Die verstärkte Konzentration auf das Zuhören und das Verstehen der Ziele der Klienten und Gegenparteien wird es Anwälten ermöglichen, Probleme, Ziele und Muster zu erkennen und somit ein Urteilsvermögen zu entwickeln.
Worauf es konkret in den Kanzleien ankommt, formulieren die US-Juristen Michael A. Gerstenzang und David Stiepleman in einem Meinungsbeitrag für das Business- und Legal-News- Portal Bloomberg Law. Ausgehend von der Frage, wofür Anwälte in einer KI-Kanzleiwelt benötigt werden, schlagen die beiden Autoren ein Umdenken bei den Skills vor.
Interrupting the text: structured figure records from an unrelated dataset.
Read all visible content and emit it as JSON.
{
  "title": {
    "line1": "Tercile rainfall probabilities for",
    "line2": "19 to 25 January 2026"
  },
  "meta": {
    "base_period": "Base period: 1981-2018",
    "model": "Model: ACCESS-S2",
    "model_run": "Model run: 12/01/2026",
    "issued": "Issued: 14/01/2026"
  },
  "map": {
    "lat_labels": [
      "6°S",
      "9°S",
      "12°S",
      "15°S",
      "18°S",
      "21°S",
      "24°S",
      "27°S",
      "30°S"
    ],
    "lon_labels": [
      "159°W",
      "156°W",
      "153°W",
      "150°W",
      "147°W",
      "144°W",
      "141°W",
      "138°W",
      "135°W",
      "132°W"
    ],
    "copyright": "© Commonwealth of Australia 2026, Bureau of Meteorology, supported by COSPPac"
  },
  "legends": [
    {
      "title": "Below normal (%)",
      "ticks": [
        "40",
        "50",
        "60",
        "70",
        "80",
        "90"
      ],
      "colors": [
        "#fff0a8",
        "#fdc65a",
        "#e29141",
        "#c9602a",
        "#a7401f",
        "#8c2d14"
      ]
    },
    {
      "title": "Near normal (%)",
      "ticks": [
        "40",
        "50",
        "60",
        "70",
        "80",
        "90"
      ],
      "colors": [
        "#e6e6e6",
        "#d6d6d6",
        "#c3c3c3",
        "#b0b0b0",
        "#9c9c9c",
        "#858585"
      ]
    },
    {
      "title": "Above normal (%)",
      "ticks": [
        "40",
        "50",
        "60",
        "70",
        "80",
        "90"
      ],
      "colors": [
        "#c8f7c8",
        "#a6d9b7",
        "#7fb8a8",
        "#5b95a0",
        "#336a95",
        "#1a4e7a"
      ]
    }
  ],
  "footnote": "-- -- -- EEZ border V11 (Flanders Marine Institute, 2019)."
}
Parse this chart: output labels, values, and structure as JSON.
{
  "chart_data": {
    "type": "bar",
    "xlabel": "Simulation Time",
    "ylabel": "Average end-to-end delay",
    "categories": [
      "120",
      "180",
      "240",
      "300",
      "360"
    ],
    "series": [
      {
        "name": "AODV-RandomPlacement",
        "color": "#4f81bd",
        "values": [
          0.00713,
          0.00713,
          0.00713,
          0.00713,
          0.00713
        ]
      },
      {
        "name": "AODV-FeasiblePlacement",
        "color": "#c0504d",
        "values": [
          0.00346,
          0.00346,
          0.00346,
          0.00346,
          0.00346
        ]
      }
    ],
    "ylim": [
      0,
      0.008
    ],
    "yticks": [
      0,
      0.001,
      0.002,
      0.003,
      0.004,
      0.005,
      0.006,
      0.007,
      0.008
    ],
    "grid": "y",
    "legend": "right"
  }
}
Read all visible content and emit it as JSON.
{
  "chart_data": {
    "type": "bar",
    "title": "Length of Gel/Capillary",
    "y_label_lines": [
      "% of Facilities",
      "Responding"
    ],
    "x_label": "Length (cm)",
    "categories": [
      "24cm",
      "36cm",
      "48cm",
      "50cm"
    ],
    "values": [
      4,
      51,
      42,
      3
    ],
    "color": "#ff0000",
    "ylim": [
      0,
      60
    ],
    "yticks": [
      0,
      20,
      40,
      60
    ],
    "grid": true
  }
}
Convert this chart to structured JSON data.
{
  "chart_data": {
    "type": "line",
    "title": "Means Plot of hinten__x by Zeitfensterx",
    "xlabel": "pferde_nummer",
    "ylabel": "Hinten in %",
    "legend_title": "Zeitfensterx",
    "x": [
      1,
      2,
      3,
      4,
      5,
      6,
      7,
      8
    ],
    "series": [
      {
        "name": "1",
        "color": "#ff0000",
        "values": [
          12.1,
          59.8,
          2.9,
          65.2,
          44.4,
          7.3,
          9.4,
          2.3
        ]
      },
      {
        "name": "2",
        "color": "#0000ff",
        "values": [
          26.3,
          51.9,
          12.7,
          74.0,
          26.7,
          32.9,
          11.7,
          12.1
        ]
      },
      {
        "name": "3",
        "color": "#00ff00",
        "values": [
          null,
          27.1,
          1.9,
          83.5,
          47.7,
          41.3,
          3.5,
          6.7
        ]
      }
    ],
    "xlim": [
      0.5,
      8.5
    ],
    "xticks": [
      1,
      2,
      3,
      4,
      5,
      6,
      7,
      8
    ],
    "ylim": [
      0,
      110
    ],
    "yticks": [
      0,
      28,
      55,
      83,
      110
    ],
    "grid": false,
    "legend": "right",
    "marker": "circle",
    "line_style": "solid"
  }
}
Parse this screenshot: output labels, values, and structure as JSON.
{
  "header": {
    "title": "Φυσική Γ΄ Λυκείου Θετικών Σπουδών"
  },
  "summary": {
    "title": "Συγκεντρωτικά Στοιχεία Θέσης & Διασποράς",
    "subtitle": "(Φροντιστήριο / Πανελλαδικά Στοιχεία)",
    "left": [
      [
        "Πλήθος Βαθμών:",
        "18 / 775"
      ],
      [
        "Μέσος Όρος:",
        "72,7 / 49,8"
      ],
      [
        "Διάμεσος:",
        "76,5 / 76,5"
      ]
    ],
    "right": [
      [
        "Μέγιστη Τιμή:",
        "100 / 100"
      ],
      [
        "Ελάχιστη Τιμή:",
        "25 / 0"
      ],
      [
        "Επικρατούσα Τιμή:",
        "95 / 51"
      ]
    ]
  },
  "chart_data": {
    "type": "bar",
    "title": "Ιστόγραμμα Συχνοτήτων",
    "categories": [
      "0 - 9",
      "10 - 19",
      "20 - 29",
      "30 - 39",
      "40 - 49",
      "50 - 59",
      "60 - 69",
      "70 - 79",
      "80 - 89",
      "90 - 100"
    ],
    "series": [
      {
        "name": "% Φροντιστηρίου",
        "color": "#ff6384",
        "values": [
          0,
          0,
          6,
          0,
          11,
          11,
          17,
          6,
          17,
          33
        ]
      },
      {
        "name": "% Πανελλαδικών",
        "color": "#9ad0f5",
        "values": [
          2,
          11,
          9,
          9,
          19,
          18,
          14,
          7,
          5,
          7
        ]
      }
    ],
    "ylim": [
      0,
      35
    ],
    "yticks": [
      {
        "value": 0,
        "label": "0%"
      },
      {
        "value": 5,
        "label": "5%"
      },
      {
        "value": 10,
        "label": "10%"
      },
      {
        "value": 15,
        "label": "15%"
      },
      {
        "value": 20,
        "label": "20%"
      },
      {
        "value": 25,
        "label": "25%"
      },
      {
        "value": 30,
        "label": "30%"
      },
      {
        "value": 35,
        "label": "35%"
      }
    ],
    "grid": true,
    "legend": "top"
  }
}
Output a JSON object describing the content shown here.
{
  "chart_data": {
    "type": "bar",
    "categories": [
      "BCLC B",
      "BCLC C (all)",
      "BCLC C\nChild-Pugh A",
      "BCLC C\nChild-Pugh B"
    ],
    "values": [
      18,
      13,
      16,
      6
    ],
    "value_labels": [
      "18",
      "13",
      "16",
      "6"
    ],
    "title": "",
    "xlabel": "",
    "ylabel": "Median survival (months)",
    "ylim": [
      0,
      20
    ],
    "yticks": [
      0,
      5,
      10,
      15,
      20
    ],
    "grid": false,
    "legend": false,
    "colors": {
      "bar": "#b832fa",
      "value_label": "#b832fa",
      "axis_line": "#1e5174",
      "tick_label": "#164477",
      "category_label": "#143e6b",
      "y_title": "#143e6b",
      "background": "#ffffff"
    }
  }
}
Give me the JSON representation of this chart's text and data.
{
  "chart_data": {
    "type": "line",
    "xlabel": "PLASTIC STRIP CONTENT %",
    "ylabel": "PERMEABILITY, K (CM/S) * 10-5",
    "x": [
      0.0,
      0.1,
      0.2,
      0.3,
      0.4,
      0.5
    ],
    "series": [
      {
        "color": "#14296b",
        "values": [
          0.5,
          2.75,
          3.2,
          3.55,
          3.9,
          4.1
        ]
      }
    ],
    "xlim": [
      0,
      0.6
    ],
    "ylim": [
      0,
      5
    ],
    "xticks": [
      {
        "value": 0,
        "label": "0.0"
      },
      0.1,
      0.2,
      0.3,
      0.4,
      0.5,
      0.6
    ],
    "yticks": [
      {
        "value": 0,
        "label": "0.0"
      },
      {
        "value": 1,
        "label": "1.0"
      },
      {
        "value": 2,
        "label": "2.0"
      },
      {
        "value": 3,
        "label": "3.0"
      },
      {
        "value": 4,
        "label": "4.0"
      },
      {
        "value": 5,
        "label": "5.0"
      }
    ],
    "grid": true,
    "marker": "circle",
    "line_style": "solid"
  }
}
Ihre bemerkenswerte Forderung: Mehr Empathie wagen. „Generative KI kann den Anwälten Arbeit abnehmen und ihnen Zeit zum Nachdenken schenken, aber das ist nur wertvoll, wenn der Mensch auch weiß, worüber er nachdenken soll.“ Das nötige Gedankenfutter lieferten zum Beispiel die Mandanten: „Die verstärkte Konzentration auf das Zuhören und das Verstehen der Ziele der Klienten und Gegenparteien wird es Anwälten ermöglichen, Probleme, Ziele und Muster zu erkennen und somit ein Urteilsvermögen zu entwickeln.“ Alles dies führt zu einem neuen Wissen, die sich wiederholenden Arbeiten könne man derweil dem KI-Kopiloten überlassen.

Vier Felder für Wachstum

In welchen Bereichen generative KI den Kanzleien neue Geschäftsfelder eröffnen kann, zeigt ein Beitrag des nordamerikanischen Legal-Tech- und Digital-Nachrichtendiensts Thomson Reuters aus dem Herbst 2023. Die Autorinnen und Autoren nennen vier Felder:
  • Erstens die Kapazität, ausgehend von der Kalkulation: Wenn die KI Routineaufgaben übernimmt, bleibt mehr Zeit für die strategische Geschäftsentwicklung.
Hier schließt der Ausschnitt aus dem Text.